Currently the planet is set to vastly exceed the 1.5C warming limit agreed a decade ago in Paris, with temperatures set to rise by as much as 3C (5.4F) beyond the pre-industrial average, triggering catastrophic consequences for many countries.
This stuttering global effort has been further imperiled by the actions of the US, the world’s largest historic emitter of carbon pollution. On Tuesday, Trump gave a discursive speech littered with falsehoods to the UN, in which he dismissed accepted climate science and scolded leaders for shifting their countries to cleaner forms of energy.
“Countries are on the brink of destruction because of the green energy agenda,” said the US president, who added that climate science is a “hoax”, that wind turbines are “pathetic” and outlined how he has pressed other countries, such as the UK, to drill for more oil.
“If you don’t get away from this green scam, your country is going to fail,” Trump said. “You need strong borders and traditional energy sources if you are going to be great again … All of these predictions made by the UN, often for bad reasons, are wrong. They were made by stupid people.”
Trump, who has demolished climate regulations, halted clean energy projects and withdrawn the US from the Paris climate deal, has long denied the realities of the climate crisis and his comments drew swift condemnation from activists.
“Anyone looking outside their window knows climate change is here and happening,” said Manish Bapna, chief executive of the Natural Resources Defense Council. “The real question is why any responsible leader would try so hard to convince us otherwise.”
Other climate advocates at the UN general assembly and concurrent Climate Week events also happening in New York said the world should rally on climate regardless of a Trump-led America and accelerate the transition to renewable forms of energy. Last year, $2tn was invested globally in renewables such as solar and wind – double the amount going to oil, gas and coal.
“All of the jobs, all of the opportunity that comes from clean economies is there,” said Rachel Kyte, the UK government’s climate envoy. “So don’t get distracted by the noise. Follow the signal, and I think we’ll get there.

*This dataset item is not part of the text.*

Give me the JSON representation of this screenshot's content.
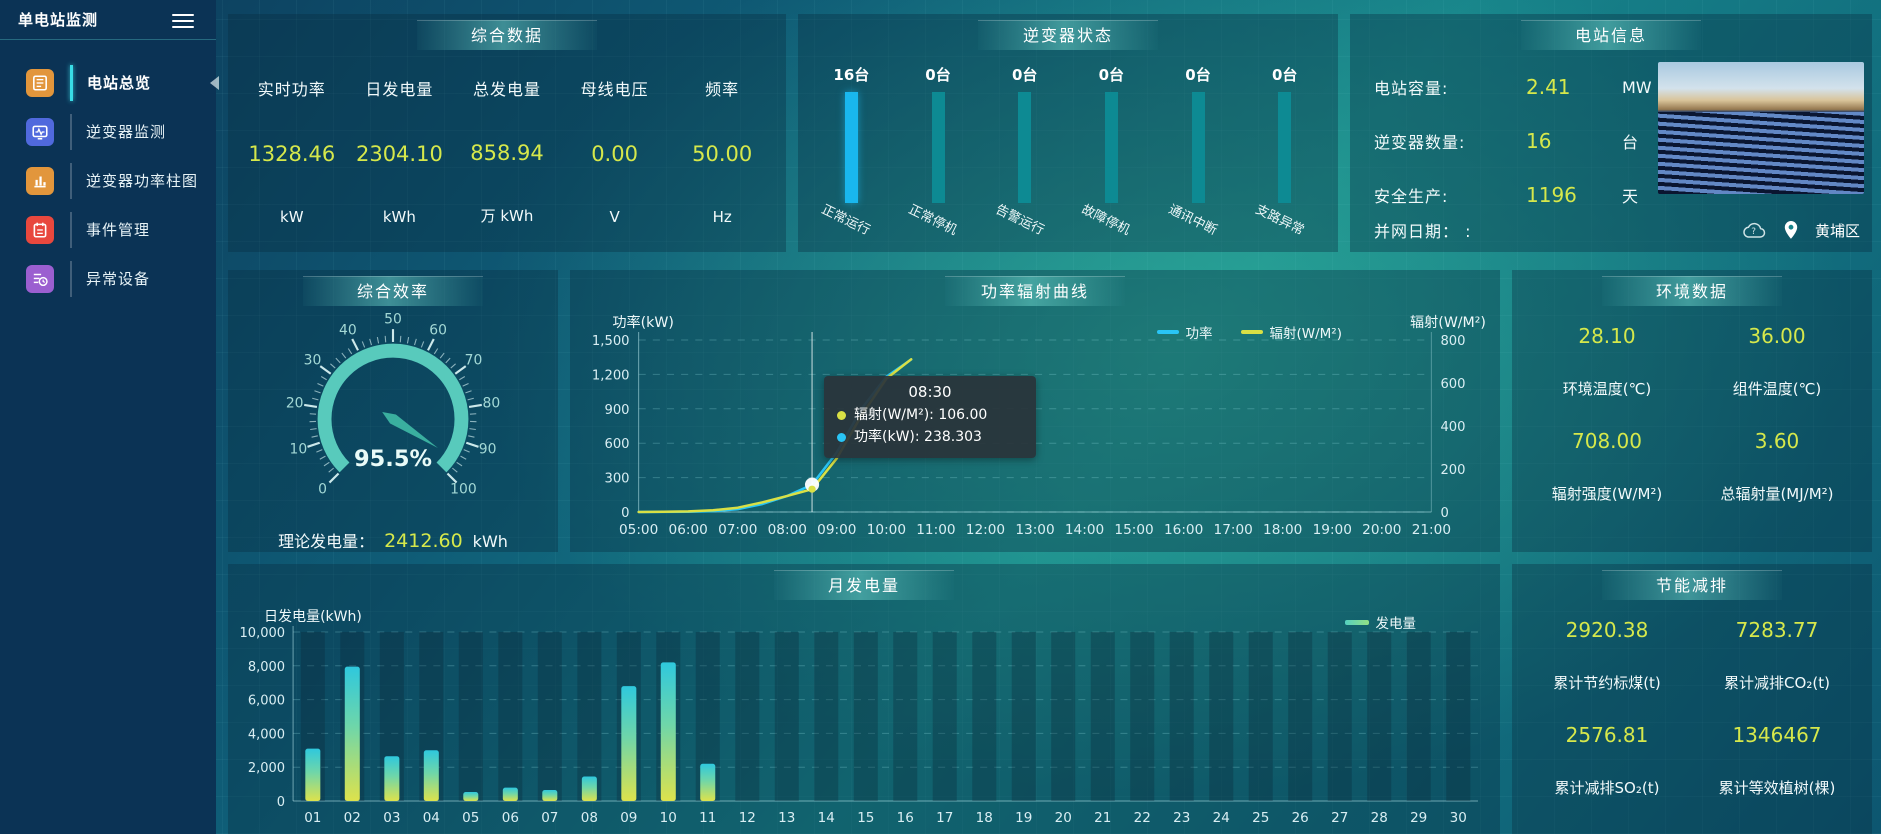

“195 countries ratified the Paris agreement and minus one is 194, not zero. There’s plenty of people that would seek to undermine, to threaten the Paris agreement, but 194 countries are showing up in Belém to keep the show on the road.”

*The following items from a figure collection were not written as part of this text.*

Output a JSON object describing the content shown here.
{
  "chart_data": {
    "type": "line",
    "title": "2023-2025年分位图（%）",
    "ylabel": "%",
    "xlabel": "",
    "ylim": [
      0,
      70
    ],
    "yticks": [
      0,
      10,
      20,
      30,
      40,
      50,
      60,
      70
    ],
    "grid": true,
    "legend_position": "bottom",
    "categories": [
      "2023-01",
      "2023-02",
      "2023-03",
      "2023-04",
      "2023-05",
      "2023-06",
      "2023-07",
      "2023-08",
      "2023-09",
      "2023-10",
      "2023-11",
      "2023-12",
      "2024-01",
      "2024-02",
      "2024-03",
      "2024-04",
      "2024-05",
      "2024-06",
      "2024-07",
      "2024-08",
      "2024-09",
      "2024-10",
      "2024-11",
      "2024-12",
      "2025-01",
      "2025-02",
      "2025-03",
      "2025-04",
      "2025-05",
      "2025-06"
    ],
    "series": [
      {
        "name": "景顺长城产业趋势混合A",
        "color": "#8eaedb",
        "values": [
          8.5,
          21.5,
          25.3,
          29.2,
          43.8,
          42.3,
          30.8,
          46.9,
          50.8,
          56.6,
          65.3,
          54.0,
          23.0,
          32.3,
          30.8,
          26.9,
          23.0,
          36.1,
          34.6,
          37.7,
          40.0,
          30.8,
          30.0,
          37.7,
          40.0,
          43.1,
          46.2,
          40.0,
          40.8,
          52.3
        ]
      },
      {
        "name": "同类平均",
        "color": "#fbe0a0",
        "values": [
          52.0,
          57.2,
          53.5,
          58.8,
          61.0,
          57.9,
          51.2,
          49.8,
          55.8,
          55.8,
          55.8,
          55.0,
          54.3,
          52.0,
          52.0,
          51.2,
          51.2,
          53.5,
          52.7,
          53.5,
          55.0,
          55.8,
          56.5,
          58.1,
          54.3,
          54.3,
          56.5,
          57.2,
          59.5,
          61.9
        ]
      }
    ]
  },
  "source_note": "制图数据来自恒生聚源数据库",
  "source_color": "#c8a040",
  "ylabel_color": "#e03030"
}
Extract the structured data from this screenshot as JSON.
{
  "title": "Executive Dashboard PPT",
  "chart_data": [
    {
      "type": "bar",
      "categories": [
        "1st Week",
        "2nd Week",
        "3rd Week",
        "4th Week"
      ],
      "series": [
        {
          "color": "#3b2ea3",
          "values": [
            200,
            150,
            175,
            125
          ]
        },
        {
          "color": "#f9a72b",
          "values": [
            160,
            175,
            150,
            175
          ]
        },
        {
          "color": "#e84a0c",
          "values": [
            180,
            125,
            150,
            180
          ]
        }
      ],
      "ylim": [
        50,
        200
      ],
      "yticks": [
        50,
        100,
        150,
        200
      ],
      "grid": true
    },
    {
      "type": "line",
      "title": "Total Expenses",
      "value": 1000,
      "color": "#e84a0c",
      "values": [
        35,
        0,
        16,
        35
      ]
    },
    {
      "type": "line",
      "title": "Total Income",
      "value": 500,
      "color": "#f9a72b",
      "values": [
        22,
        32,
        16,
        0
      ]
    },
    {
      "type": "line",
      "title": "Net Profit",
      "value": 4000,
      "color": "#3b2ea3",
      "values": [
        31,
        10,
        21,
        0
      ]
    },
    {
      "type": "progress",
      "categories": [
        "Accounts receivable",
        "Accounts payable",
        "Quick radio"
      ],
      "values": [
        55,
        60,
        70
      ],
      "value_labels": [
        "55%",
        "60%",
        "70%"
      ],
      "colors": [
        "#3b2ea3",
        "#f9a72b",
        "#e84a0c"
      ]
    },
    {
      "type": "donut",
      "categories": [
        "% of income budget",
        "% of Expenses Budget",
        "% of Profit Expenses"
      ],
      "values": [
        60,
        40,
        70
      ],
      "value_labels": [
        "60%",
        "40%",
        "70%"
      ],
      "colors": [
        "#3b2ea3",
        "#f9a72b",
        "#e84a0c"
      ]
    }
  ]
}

Of these countries still engaged in the climate effort, the greatest focus will be on China. The country is responsible for around a third of all global emissions but has also become the world’s leading clean energy superpower. On Wednesday, Xi Jinping, the Chinese president, said the country would install more than six times as much wind and solar capacity in 2035, compared with 2020 levels.

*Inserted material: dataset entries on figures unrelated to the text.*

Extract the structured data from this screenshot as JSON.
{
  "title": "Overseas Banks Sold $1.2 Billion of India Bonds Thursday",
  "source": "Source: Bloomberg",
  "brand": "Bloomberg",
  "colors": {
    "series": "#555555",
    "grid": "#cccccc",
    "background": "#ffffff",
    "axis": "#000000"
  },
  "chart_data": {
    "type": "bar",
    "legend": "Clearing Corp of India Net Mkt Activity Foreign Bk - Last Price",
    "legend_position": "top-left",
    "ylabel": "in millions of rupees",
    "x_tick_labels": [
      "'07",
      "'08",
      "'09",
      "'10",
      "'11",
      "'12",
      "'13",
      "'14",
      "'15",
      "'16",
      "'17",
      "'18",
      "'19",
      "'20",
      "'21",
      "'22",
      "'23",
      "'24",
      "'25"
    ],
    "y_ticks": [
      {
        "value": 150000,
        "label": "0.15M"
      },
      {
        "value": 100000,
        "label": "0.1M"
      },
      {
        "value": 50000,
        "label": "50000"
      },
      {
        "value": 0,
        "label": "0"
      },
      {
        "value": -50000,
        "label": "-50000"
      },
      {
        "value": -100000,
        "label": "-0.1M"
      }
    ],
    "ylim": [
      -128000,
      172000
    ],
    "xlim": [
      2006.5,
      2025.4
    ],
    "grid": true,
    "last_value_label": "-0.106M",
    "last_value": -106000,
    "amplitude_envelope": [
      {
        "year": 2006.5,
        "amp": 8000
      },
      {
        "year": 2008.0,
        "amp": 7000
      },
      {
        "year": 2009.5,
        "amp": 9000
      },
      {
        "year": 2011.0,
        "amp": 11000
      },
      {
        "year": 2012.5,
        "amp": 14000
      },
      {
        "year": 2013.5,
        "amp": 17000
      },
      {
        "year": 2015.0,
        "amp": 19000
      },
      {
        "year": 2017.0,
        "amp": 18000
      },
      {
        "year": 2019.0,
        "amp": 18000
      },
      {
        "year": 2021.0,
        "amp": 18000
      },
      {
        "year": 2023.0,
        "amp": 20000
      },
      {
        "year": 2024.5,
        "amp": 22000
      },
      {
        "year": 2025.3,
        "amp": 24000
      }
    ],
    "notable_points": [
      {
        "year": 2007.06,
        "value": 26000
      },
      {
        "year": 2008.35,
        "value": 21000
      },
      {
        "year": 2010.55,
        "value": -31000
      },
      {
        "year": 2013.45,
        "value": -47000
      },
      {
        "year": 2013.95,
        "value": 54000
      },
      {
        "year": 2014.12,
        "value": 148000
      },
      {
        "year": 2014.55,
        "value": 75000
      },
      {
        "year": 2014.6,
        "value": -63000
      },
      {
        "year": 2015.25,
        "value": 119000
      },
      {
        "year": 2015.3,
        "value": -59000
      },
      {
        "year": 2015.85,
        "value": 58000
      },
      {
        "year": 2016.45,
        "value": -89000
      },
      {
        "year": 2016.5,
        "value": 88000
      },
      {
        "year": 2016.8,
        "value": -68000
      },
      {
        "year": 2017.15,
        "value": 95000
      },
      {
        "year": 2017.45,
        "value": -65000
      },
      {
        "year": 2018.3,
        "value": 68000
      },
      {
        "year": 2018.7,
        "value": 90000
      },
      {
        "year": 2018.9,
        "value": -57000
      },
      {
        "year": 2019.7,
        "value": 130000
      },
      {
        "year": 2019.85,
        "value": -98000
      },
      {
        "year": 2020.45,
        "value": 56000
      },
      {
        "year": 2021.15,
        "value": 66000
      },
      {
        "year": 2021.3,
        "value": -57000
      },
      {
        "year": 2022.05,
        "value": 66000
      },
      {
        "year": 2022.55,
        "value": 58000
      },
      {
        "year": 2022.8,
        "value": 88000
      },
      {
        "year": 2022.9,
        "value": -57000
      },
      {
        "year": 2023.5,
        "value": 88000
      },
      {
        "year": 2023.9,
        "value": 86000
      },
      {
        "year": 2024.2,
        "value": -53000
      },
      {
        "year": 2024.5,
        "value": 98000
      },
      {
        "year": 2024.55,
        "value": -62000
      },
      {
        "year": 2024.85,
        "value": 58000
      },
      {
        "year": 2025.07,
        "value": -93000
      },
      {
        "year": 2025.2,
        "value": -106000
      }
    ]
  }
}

“It’s a great tragedy that the United States of America is hobbling itself and allowing China to become the global leader in confronting the climate crisis,” said Al Gore, the former US vice-president, on Wednesday.
Gore added he is optimistic, though, that the world will follow the clean energy path rather than the fossil fuel revanchism espoused by Trump. “We are going to win this struggle, we are going to be successful,” he said. “The remaining question is whether or not we will win it in time to avoid the terrible negative tipping points that are out there.”
Regardless of the latest round of announced emissions cuts, known as nationally determined contributions (or NDCs), the world is still on course to blow past 1.5C, a situation that countries vulnerable to sea level rise and other threats consider to be existential.
“Many of them need to be better,” said Tina Stege, climate envoy of the Marshall Islands, of the pledges. “There has to be a real honest assessment that they won’t be. We already know that these will not get us to where we need to be.”
Governments will convene in Belém, Brazil, in an attempt to bridge this shortfall in November, although delegations may be shrunken due to a lack of available hotel rooms in the Amazon city.
Juan Carlos Navarro, Panama’s minister of the environment, said that the logistics of Cop30 have been “a nightmare” and that he has scant optimism of a positive outcome in Brazil. “To be frank, I have seen a lot of hot air and BS and very little progress,” he said.